Journal Entry For Asset Taken Over by a partner in case of dissolution...
Journal Entry for Asset Taken Over by a Partner in Case of Dissolution of Partnership Firm
Introduction
When a partnership firm dissolves, the assets are distributed among the partners. In some cases, a partner may decide to take over a specific asset. In such a scenario, a journal entry needs to be made to record the transaction.
Recording the Transaction
To record the transaction, the following journal entry needs to be made:
Asset taken over by a partner in case of dissolution of partnership firmDebit: Partner's capital account (with the value of the asset taken over)
Credit: Asset account (with the value of the asset taken over)
Explanation
Let's assume that a partnership firm has two partners, A and B, and they have decided to dissolve the partnership. The firm has assets worth Rs. 1,00,000, which need to be distributed among the partners. Partner A decides to take over the machinery, which is worth Rs. 50,000. The journal entry to record this transaction would be:
Asset taken over by a partner in case of dissolution of partnership firmDebit: Partner A's capital account (Rs. 50,000)

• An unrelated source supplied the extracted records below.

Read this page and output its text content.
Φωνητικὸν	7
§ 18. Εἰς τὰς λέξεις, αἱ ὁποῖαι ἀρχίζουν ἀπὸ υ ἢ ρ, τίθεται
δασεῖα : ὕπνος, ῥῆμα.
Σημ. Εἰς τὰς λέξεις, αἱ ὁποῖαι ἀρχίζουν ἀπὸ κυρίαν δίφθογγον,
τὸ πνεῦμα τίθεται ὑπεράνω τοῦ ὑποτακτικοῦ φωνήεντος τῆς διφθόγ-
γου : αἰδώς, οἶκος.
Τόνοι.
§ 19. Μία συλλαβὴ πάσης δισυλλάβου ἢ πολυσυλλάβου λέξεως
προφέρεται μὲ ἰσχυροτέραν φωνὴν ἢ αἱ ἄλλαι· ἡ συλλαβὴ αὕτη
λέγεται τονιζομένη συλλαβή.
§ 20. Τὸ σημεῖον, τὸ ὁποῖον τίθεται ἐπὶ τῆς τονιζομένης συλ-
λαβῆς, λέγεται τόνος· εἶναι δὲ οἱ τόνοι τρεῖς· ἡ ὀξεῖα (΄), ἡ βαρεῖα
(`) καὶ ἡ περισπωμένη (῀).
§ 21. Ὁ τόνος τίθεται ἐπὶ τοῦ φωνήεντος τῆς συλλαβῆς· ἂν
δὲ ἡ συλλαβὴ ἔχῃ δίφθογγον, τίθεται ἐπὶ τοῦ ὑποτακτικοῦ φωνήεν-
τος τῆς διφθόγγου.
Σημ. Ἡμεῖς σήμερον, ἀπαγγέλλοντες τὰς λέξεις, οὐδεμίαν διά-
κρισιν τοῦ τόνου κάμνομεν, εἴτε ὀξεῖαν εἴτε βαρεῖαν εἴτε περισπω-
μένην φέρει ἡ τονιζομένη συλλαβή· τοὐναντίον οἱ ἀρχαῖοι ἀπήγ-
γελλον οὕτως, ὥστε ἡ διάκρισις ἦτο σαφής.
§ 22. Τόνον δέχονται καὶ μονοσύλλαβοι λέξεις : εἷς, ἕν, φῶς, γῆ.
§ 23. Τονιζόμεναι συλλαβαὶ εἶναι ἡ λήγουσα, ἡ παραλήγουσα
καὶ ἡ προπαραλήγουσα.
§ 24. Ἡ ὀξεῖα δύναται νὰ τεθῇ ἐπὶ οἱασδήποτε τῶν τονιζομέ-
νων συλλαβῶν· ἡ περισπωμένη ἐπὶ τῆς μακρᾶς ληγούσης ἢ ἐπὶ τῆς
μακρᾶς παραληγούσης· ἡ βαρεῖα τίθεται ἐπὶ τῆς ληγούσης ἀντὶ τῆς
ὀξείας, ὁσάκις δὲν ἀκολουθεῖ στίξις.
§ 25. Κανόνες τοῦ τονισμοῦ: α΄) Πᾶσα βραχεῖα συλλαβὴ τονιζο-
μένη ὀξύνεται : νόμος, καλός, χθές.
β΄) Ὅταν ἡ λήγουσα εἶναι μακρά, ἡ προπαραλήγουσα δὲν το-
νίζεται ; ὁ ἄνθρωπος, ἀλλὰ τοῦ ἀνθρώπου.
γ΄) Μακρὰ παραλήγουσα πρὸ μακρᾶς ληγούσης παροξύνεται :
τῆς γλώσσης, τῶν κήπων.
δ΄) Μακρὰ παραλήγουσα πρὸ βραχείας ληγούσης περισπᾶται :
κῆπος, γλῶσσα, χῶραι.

Credit: Machinery account (Rs. 50,000)
This journal entry records the transfer of the machinery from the partnership firm to Partner A. As a result, Partner A's capital account increases by Rs. 50,000, and the machinery account decreases by Rs. 50,000.
Conclusion
When a partner takes over an asset in case of the dissolution of a partnership firm, a journal entry needs to be made to record the transaction. The entry debits the partner's capital account and credits the asset account with the value of the asset taken over. This ensures that the accounts are accurately updated and the transaction is properly recorded.